Примерно в шестой раз проверив главный вход в лавку, я снова возвращаюсь в переулок. Меня раздражает, что вообще приходится ждать на улице. Раз уж я все равно веду себя как горничная, почему нельзя взять меня с собой внутрь?
Прислонившись к задней стене здания, я издаю разочарованный стон.
«Еще две недели… две недели…» – повторяю я про себя, мысленно представляя перед собой билет на поезд, надежно спрятанный в кармане пальто. Осталось потерпеть совсем немного, и я буду свободна.
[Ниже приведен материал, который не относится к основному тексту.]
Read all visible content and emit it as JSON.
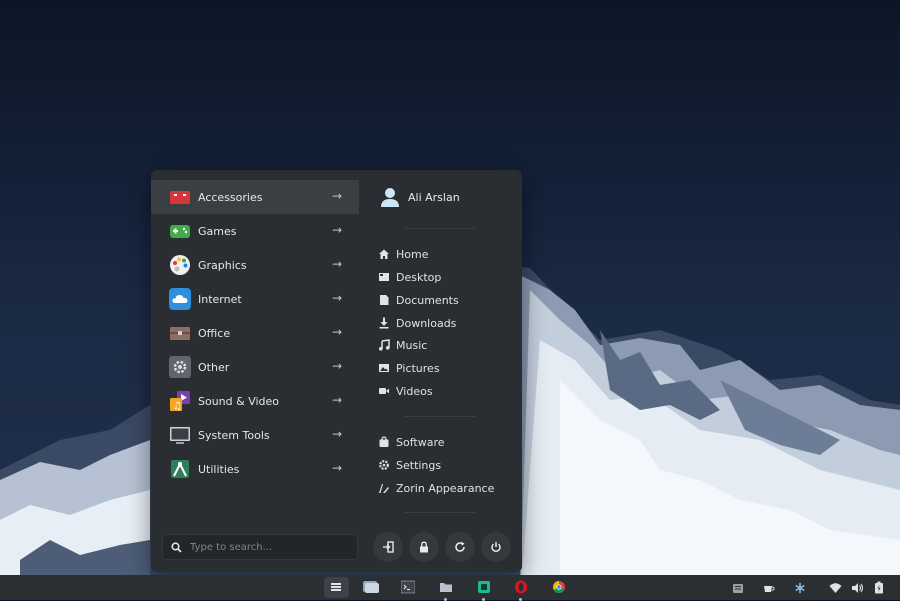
{
  "menu": {
    "categories": [
      {
        "label": "Accessories",
        "icon": "accessories-icon",
        "active": true
      },
      {
        "label": "Games",
        "icon": "games-icon"
      },
      {
        "label": "Graphics",
        "icon": "graphics-palette-icon"
      },
      {
        "label": "Internet",
        "icon": "internet-cloud-icon"
      },
      {
        "label": "Office",
        "icon": "office-briefcase-icon"
      },
      {
        "label": "Other",
        "icon": "gear-icon"
      },
      {
        "label": "Sound & Video",
        "icon": "sound-video-icon"
      },
      {
        "label": "System Tools",
        "icon": "monitor-icon"
      },
      {
        "label": "Utilities",
        "icon": "utilities-icon"
      }
    ],
    "search_placeholder": "Type to search...",
    "user": {
      "name": "Ali Arslan",
      "icon": "user-icon"
    },
    "places": [
      {
        "label": "Home",
        "icon": "home-icon"
      },
      {
        "label": "Desktop",
        "icon": "desktop-icon"
      },
      {
        "label": "Documents",
        "icon": "document-icon"
      },
      {
        "label": "Downloads",
        "icon": "download-icon"
      },
      {
        "label": "Music",
        "icon": "music-note-icon"
      },
      {
        "label": "Pictures",
        "icon": "picture-icon"
      },
      {
        "label": "Videos",
        "icon": "video-camera-icon"
      }
    ],
    "system": [
      {
        "label": "Software",
        "icon": "software-bag-icon"
      },
      {
        "label": "Settings",
        "icon": "gear-icon"
      },
      {
        "label": "Zorin Appearance",
        "icon": "zorin-appearance-icon"
      }
    ],
    "power_buttons": [
      "logout-icon",
      "lock-icon",
      "restart-icon",
      "power-icon"
    ]
  },
  "taskbar": {
    "apps": [
      "zorin-menu-icon",
      "files-window-icon",
      "terminal-icon",
      "file-manager-icon",
      "software-store-icon",
      "opera-icon",
      "chrome-icon"
    ],
    "tray": [
      "clipboard-icon",
      "coffee-icon",
      "settings-snowflake-icon",
      "wifi-icon",
      "volume-icon",
      "battery-icon"
    ]
  },
  "colors": {
    "menu_bg": "#2a2d31",
    "active_bg": "#3b3f44",
    "taskbar_bg": "#2b2f33",
    "accent_blue": "#4aa3df"
  }
}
Пальцы подрагивают, желая коснуться клавиш пианино. Прошло слишком много времени с тех пор, как я играла в последний раз, изливая в музыке спрятанные внутри страхи. Закрыв глаза, склоняю голову, сопротивляясь искушению сорвать с головы чепец. Кончики пальцев постукивают по бедру, следуя за рождающимися в голове нотами.
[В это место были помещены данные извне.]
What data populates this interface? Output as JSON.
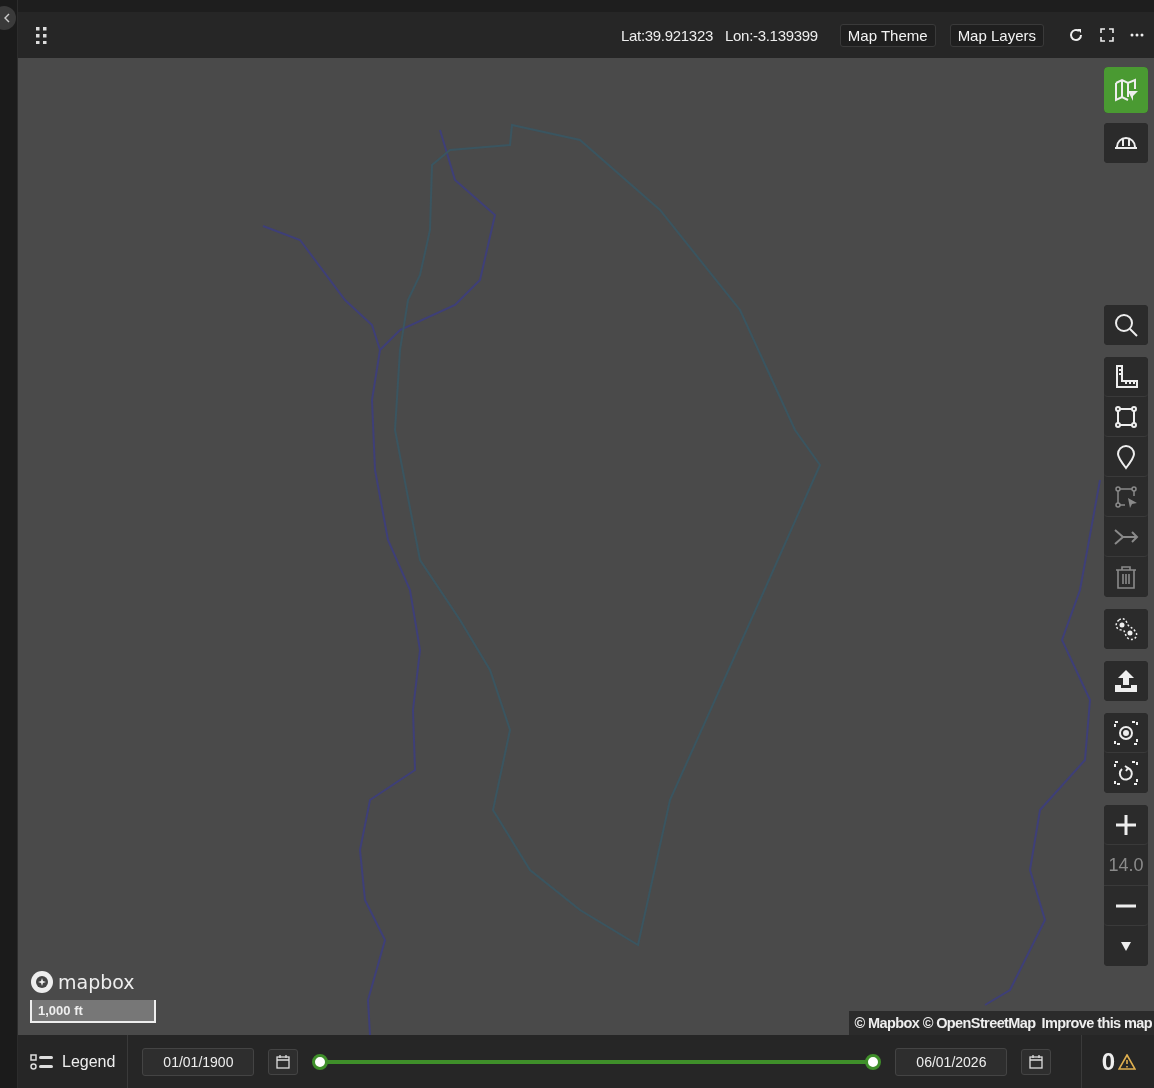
{
  "top_bar": {
    "latitude": "Lat:39.921323",
    "longitude": "Lon:-3.139399",
    "buttons": [
      {
        "label": "Map Theme"
      },
      {
        "label": "Map Layers"
      }
    ]
  },
  "map": {
    "kind": "picture",
    "tool_groups": [
      [
        {
          "kind": "map-filter",
          "selected": true,
          "disabled": false
        }
      ],
      [
        {
          "kind": "helmet",
          "selected": false,
          "disabled": false
        }
      ],
      [
        {
          "kind": "search",
          "selected": false,
          "disabled": false
        }
      ],
      [
        {
          "kind": "ruler",
          "selected": false,
          "disabled": false
        },
        {
          "kind": "polygon",
          "selected": false,
          "disabled": false
        },
        {
          "kind": "pin",
          "selected": false,
          "disabled": false
        },
        {
          "kind": "select",
          "selected": false,
          "disabled": true
        },
        {
          "kind": "merge",
          "selected": false,
          "disabled": true
        },
        {
          "kind": "trash",
          "selected": false,
          "disabled": true
        }
      ],
      [
        {
          "kind": "lasso",
          "selected": false,
          "disabled": false
        }
      ],
      [
        {
          "kind": "upload",
          "selected": false,
          "disabled": false
        }
      ],
      [
        {
          "kind": "locate",
          "selected": false,
          "disabled": false
        },
        {
          "kind": "rotate",
          "selected": false,
          "disabled": false
        }
      ],
      [
        {
          "kind": "zoom-in",
          "selected": false,
          "disabled": false
        },
        {
          "kind": "zoom-level",
          "text": "14.0",
          "disabled": true
        },
        {
          "kind": "zoom-out",
          "selected": false,
          "disabled": false
        },
        {
          "kind": "down",
          "selected": false,
          "disabled": false
        }
      ]
    ],
    "logo": "mapbox",
    "scale": "1,000 ft",
    "attribution": "© Mapbox © OpenStreetMap",
    "improve_link": "Improve this map"
  },
  "bottom_bar": {
    "legend": "Legend",
    "start_date": "01/01/1900",
    "end_date": "06/01/2026",
    "handles": [
      {
        "level": 0
      },
      {
        "level": 1
      }
    ],
    "warning_count": "0"
  }
}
Раздавшийся справа звук отвлекает меня от воображаемой песни. Повернувшись, я вижу, как распахивается дверь и из-за нее доносятся голоса. Я невольно подношу руку к медальону и делаю шаг назад, а потом еще один. Наконец, дверь закрывается, и в переулке возникает высокая, стройная фигура в изысканной темной одежде, несущая пару маленьких коробок. Фейри, судя по заостренным кончикам ушей. Он вглядывается в противоположный конец переулка, а затем, вздохнув, поворачивается ко мне.
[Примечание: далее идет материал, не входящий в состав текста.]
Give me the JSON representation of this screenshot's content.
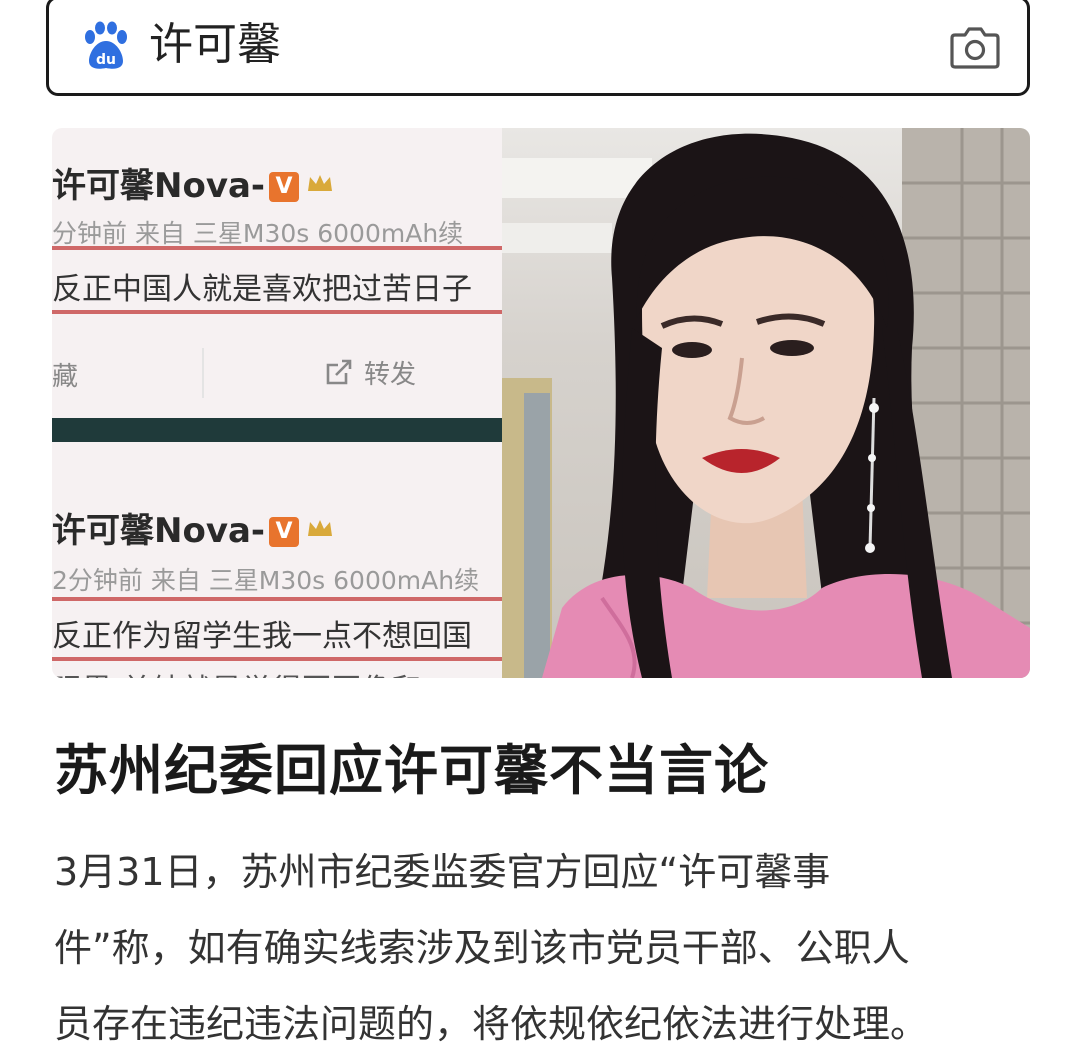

На долю секунды его лицо согревает ослепительная, довольная улыбка; он чуть приоткрывает губы, обнажая кончики заостренных клыков. Я даже не могу пошевелиться, очарованная его поразительной красотой. Большинство мужчин фейри великолепны в благой форме, но этот, с захватывающей дух улыбкой…
Я ловлю взгляд серебристо-голубых глаз, и улыбка фейри тут же исчезает. Он хмурится. Я чувствую, как от его внезапной смены настроения веет холодом: словно тучи закрыли солнце.
Внезапно в голову приходит пугающая мысль.
Серебристые волосы.
Заостренные зубы.
Небрежно расстегнутый воротник рубашки, в вырезе которого виднеется слишком много кожи.
Я знаю, кто это. Принц Франко. Хотя я никогда не видела его вживую, но слышала, как описывают их с сестрой. И не только внешне.
Пугающий.
Сильный.
Вампир.
И не важно, что он якобы не пьет кровь и считается весьма завидным холостяком. Я ощущаю, как от презрения, сквозящего в сердитом взгляде, начинают дрожать колени.
– Вам не кажется, что это уже чересчур? – равнодушно спрашивает он, растягивая слова.
Я моргаю несколько раз. И когда наконец нахожусь с ответом, голос дрожит:
– Прошу прощения?
Закатив глаза, он отворачивается и качает головой. Похоже, уже решил, что я больше не стою его внимания.
– Умно, признаю. И что дальше? Сделаете вид, что потеряли сознание в надежде, что я подхвачу вас на руки и влюблюсь без памяти? Или даже не станете притворяться и просто наброситесь на меня? Дайте угадаю. На вас нет нижнего белья.
Услышав снисходительный тон, я начинаю злиться. Страх уносится прочь, как подхваченный бурей лист, а вместе с ним исчезает и кратковременное дурацкое очарование. Присмотревшись, теперь я вижу не худощавое тело и чувственные губы, а высокомерную позу и властную усмешку. Он такой же, как и другие заносчивые аристократы, с которыми общались Коулманы. Да, честно говоря, он и от них недалеко ушел, весьма напоминая своим высокомерием мачеху, Имоджен и Клару.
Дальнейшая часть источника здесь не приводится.